Global seed and crop giant Syngenta Group's selection of Shanghai's Nasdaq-style STAR Market for its proposed mega IPO will likely accelerate the use of the company's technologies in China's agricultural sector and further consolidate the nation's grain security, analysts said on Monday.

Their remarks followed foreign media reports that Syngenta, a subsidiary of State-owned Sinochem Holdings Corp Ltd, is preparing to make its IPO in Shanghai before the end of this year. If the plan goes through, it could create one of the world's biggest listings of the year.

According to the prospectus disclosed by the Basel, Switzerland-based group last year, Syngenta plans to raise 65 billion yuan ($9.7 billion) by listing on the Shanghai Stock Exchange's STAR Market. If the proposal pans out, it will be the largest A-share IPO of the last decade.

According to the prospectus, IPO proceeds will be invested in five areas, including research and development of cutting-edge agricultural technologies, the expansion and upgrade of production assets and growth of the Modern Agricultural Platform (MAP).

Syngenta submitted its IPO application to the Shanghai bourse in July 2021. To date, it has completed three rounds of inquiries from the SSE. Its IPO application is in a normal review state.

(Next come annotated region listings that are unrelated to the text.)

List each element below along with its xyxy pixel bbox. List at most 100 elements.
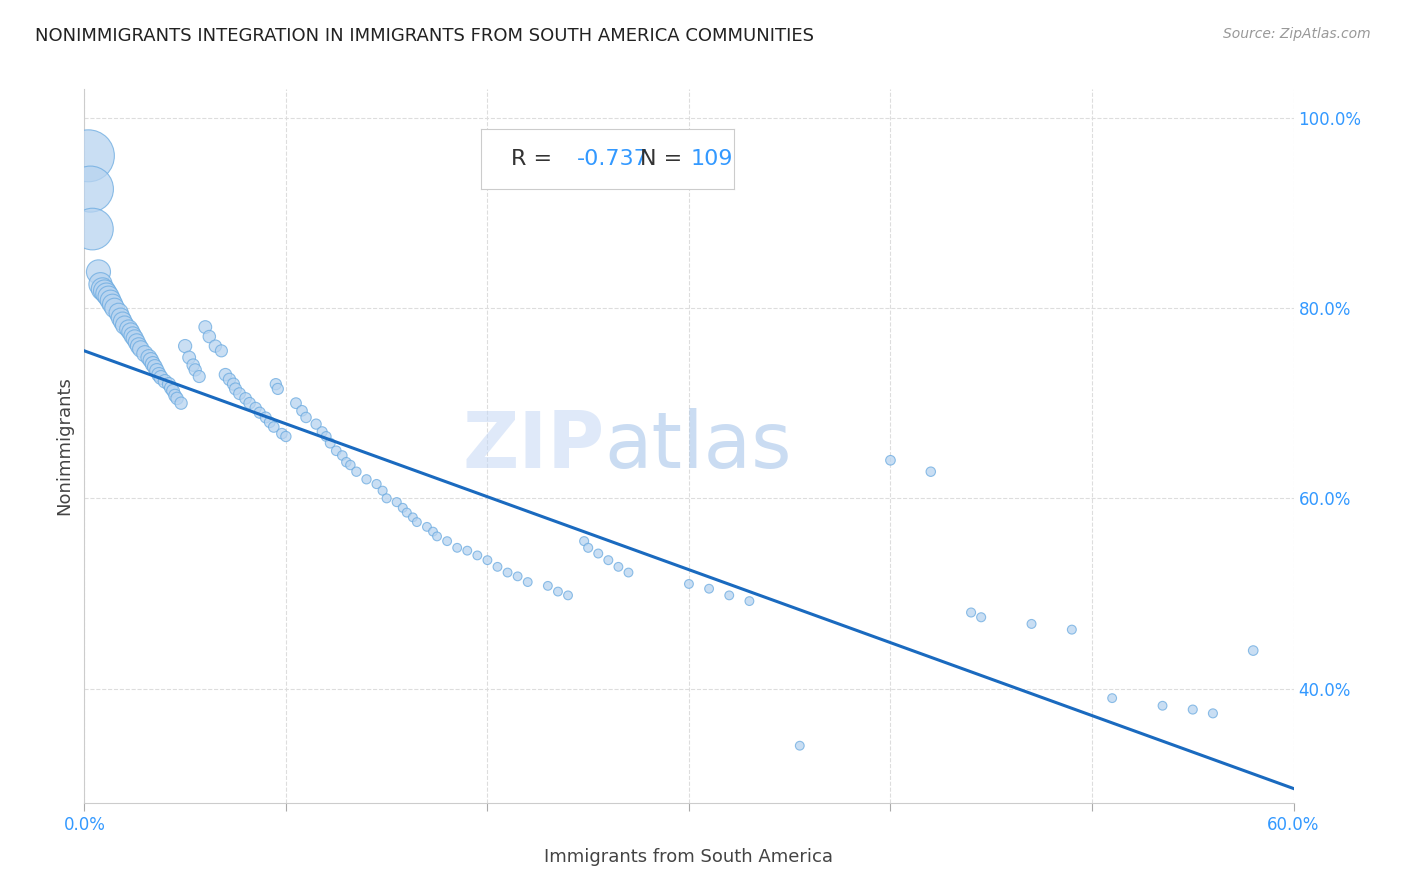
- Point: [118, 322, 141, 336]
- Point: [1060, 623, 1083, 637]
- Point: [188, 369, 211, 384]
- Point: [125, 335, 148, 350]
- Point: [311, 425, 333, 439]
- Point: [134, 347, 156, 361]
- Point: [170, 396, 193, 410]
- Point: [385, 495, 408, 509]
- Point: [607, 559, 630, 574]
- Point: [576, 541, 599, 555]
- Point: [107, 306, 129, 320]
- Point: [395, 506, 418, 520]
- Point: [143, 359, 166, 374]
- Point: [960, 606, 983, 620]
- Point: [222, 377, 245, 392]
- Point: [339, 458, 361, 472]
- Point: [970, 610, 993, 624]
- Point: [295, 410, 318, 425]
- Point: [87, 265, 110, 279]
- Point: [209, 343, 232, 358]
- Point: [239, 396, 262, 410]
- Point: [1101, 691, 1123, 706]
- Point: [120, 325, 142, 339]
- Point: [166, 392, 188, 406]
- Point: [89, 277, 111, 292]
- Text: N =: N =: [640, 149, 690, 169]
- Point: [104, 301, 127, 315]
- Point: [249, 406, 271, 420]
- Point: [263, 420, 285, 434]
- Y-axis label: Nonimmigrants: Nonimmigrants: [55, 376, 73, 516]
- Point: [110, 310, 132, 325]
- Point: [446, 541, 468, 555]
- Point: [325, 443, 347, 458]
- Point: [77, 149, 100, 163]
- Point: [194, 320, 217, 334]
- Point: [588, 547, 610, 561]
- Point: [1152, 698, 1174, 713]
- Point: [496, 566, 519, 580]
- Point: [486, 559, 509, 574]
- Point: [160, 381, 183, 395]
- Point: [245, 401, 267, 415]
- Point: [305, 417, 328, 431]
- Point: [148, 368, 170, 382]
- Point: [82, 222, 104, 236]
- Point: [214, 368, 236, 382]
- Point: [138, 351, 160, 365]
- Point: [198, 329, 221, 343]
- Point: [319, 436, 342, 450]
- Point: [371, 483, 394, 498]
- Point: [204, 339, 226, 353]
- X-axis label: Immigrants from South America: Immigrants from South America: [544, 848, 834, 866]
- Text: atlas: atlas: [605, 408, 792, 484]
- Point: [406, 515, 429, 529]
- Point: [335, 455, 357, 469]
- Text: -0.737: -0.737: [576, 149, 648, 169]
- Point: [235, 392, 257, 406]
- Point: [111, 314, 134, 328]
- Point: [254, 410, 277, 425]
- Point: [547, 584, 569, 599]
- Point: [121, 328, 143, 343]
- Point: [879, 453, 901, 467]
- Point: [146, 364, 169, 378]
- Point: [165, 388, 187, 402]
- Point: [174, 339, 197, 353]
- Point: [678, 577, 700, 591]
- Point: [285, 396, 308, 410]
- Point: [264, 377, 287, 392]
- Point: [436, 534, 458, 549]
- Point: [181, 358, 204, 372]
- Point: [402, 510, 425, 524]
- Point: [366, 477, 388, 491]
- Text: Source: ZipAtlas.com: Source: ZipAtlas.com: [1223, 27, 1371, 41]
- Point: [267, 382, 290, 396]
- Point: [259, 415, 281, 429]
- Point: [129, 342, 152, 356]
- Point: [422, 524, 444, 539]
- Point: [124, 331, 146, 345]
- Point: [142, 357, 165, 371]
- Point: [375, 491, 398, 506]
- Point: [330, 449, 353, 463]
- Point: [456, 543, 478, 558]
- Point: [738, 594, 761, 608]
- Point: [291, 404, 314, 418]
- Point: [356, 472, 378, 486]
- Point: [315, 429, 337, 443]
- Point: [697, 582, 720, 596]
- Point: [149, 370, 172, 384]
- Point: [218, 372, 240, 386]
- Point: [416, 520, 439, 534]
- Point: [228, 386, 250, 401]
- Point: [477, 553, 499, 567]
- Point: [467, 549, 489, 563]
- Point: [426, 529, 449, 543]
- Point: [184, 363, 207, 377]
- Point: [274, 429, 297, 443]
- Point: [101, 297, 124, 311]
- Point: [162, 384, 184, 398]
- Point: [1241, 643, 1264, 657]
- Point: [96, 286, 118, 301]
- Text: 109: 109: [690, 149, 734, 169]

"With many countries such as Egypt, Algeria and Indonesia taking measures to import more grains to mitigate the impact of the Russia-Ukraine conflict, and prices of many agricultural products soaring this year, the company's planned IPO will strengthen both the company and China as Syngenta will be able to ensure efficiency in farming as well as adequate grain reserves amid a challenging global environment," said Ding Lixin, a researcher at the Chinese Academy of Agricultural Sciences in Beijing.

"Food security can only be guaranteed by sufficient arable land and modern agricultural technologies," said Zhao Jiuran, director of the Corn Research Center, which is part of the Beijing Academy of Agriculture and Forest.

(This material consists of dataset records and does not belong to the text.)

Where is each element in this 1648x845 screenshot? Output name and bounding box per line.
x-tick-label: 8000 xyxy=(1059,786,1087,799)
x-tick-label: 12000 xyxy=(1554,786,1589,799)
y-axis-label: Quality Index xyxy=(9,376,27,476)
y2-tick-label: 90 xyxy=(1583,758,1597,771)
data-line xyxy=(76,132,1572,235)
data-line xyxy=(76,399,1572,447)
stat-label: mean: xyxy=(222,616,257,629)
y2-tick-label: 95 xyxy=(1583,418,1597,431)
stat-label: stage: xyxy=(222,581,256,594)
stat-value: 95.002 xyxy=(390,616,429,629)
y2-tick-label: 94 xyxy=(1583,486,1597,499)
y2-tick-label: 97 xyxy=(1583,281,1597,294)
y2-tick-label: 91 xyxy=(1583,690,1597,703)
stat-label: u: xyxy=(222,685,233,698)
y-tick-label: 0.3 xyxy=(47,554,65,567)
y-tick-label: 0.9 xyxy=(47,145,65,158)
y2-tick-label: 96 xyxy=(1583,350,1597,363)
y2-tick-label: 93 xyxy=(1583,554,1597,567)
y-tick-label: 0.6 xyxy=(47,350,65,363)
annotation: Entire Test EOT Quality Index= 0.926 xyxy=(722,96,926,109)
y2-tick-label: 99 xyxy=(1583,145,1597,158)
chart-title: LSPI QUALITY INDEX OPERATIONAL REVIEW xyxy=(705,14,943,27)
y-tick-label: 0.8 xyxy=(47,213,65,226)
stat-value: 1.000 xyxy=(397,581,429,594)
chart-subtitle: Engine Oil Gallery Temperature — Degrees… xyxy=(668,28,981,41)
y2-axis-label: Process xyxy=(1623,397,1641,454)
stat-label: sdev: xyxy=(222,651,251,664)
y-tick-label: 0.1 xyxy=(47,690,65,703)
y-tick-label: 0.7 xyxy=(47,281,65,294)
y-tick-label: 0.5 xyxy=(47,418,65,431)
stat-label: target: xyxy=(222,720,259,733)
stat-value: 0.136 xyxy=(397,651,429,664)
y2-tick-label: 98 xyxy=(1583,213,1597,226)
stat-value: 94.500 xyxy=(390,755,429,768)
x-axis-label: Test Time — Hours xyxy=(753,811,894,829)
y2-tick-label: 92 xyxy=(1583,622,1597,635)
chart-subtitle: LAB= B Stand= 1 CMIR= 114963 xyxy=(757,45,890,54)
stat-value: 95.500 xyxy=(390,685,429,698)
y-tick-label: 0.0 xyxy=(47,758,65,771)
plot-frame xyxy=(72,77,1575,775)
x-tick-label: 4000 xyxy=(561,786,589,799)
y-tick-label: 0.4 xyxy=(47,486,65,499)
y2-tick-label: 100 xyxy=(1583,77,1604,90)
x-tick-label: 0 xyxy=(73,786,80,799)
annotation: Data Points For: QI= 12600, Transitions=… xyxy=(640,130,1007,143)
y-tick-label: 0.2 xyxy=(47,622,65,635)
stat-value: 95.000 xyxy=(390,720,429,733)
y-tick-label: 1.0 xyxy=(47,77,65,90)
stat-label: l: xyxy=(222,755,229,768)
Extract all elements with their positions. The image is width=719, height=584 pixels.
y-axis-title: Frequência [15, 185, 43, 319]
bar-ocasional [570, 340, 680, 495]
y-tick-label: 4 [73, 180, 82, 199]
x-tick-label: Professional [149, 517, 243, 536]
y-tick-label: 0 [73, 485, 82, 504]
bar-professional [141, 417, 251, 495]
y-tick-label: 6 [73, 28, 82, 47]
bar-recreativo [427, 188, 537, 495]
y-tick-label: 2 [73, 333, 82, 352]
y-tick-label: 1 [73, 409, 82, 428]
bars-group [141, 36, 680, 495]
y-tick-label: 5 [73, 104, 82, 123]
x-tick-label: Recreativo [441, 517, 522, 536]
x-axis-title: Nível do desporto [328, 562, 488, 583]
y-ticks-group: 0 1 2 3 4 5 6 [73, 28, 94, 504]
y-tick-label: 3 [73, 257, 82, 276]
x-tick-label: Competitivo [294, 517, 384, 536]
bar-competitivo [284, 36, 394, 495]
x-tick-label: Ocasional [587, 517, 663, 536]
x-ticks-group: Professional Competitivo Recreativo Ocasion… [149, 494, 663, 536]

As global food and farm sectors face uncertainty over crop yields and trade flows due to the climate change, the COVID-19 pandemic and supply chain challenges, the understanding of policymakers and consumers across the world about food security has deepened unprecedentedly, Zhao said.

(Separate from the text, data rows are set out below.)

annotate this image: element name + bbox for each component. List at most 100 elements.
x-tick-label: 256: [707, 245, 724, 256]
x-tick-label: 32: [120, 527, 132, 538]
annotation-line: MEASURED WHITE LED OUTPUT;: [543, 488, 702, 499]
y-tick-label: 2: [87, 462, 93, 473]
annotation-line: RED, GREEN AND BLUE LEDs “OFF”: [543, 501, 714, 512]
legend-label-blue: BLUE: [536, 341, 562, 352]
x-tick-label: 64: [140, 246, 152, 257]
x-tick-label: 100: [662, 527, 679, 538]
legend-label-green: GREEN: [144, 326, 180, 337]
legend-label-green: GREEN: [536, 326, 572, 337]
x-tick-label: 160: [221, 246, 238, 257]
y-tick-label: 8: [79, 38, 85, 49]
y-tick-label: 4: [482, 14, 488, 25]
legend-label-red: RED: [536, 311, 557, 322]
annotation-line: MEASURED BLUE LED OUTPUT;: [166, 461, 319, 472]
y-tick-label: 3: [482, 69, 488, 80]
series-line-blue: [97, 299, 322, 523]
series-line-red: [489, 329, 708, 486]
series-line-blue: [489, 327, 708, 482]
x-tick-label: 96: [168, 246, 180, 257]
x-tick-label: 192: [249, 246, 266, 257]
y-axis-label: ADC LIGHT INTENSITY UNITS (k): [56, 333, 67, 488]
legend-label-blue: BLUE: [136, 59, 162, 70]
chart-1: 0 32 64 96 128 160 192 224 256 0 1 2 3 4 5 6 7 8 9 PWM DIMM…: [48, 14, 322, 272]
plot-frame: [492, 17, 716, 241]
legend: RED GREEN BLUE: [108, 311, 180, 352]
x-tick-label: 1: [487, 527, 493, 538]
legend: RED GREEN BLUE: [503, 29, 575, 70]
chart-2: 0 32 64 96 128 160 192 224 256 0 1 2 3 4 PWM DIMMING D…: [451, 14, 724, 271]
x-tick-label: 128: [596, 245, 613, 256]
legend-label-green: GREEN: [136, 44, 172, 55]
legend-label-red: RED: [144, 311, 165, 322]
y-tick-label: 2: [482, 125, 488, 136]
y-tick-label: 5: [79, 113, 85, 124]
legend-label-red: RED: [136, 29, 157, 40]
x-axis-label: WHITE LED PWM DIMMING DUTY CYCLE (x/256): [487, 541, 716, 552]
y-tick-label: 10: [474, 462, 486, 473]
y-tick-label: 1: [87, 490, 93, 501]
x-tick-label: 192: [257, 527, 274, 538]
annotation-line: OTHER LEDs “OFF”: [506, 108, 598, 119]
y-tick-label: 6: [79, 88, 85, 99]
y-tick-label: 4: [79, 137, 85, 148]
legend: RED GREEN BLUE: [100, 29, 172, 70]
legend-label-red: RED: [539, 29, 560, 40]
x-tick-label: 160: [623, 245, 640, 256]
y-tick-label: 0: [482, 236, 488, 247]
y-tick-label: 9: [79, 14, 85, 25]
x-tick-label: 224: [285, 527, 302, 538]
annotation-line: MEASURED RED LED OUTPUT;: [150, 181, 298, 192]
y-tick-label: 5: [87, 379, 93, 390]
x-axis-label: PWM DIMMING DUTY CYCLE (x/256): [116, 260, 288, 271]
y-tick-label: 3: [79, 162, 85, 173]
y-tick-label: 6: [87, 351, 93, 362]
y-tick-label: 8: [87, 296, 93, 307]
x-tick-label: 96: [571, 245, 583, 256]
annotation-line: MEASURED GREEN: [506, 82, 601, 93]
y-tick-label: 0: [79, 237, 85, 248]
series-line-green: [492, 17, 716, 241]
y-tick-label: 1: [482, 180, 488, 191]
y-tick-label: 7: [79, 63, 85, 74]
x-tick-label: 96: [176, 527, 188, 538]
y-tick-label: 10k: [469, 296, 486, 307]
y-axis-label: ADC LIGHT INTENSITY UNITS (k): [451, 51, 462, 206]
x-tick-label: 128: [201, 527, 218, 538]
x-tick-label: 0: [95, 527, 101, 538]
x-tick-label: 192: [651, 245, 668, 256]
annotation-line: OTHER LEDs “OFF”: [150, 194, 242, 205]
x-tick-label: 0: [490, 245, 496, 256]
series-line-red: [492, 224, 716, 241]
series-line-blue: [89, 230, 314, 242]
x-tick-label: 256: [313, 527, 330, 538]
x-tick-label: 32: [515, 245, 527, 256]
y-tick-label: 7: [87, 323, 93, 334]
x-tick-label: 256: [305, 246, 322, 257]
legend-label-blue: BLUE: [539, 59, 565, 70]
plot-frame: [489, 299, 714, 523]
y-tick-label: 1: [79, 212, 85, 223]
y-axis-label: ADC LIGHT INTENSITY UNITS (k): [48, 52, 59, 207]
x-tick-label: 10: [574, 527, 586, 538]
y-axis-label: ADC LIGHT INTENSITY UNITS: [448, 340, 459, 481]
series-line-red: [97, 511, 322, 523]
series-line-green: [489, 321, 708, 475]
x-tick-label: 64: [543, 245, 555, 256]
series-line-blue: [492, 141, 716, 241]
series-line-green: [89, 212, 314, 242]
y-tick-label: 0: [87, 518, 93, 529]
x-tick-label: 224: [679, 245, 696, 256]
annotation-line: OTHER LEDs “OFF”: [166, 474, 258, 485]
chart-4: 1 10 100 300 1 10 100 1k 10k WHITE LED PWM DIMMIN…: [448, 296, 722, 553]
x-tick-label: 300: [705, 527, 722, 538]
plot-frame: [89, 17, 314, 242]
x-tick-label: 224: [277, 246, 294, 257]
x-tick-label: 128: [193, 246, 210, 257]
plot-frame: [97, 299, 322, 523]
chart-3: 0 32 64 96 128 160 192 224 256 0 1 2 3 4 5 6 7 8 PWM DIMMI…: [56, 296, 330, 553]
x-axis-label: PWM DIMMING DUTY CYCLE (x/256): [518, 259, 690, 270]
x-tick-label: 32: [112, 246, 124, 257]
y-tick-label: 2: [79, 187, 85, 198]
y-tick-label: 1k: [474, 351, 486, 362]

Syngenta was bought by erstwhile State-owned China National Chemical Corp Ltd, also known as ChemChina, for $43 billion in 2017.

In 2020, it was restructured as an entity with four business units: Syngenta Crop Protection, Syngenta Seeds, Syngenta Group China and Adama, an Israel-based crop protection solutions provider.

In May 2021, in an unrelated development, the government approved the restructuring and merger of ChemChina and Sinochem Group Co Ltd to form the behemoth Sinochem Holdings Corp Ltd. Thus, Syngenta became a subsidiary of Sinochem Holdings.

In mid-June, it appointed Yang Lin, former chief financial officer of Sinochem Holdings, as its chief accounting officer.

"Yang has extensive experience in China's capital markets and has a wealth of knowledge on listed companies in China. This appointment will be beneficial to Syngenta Group as the company prepares for its IPO on Shanghai's STAR Market," said Erik Fyrwald, the group's CEO, in a statement.

Fueled by demand for products and services to help farmers increase crop yields, Syngenta's sales revenue surged 23 percent year-on-year to $28.2 billion in 2021.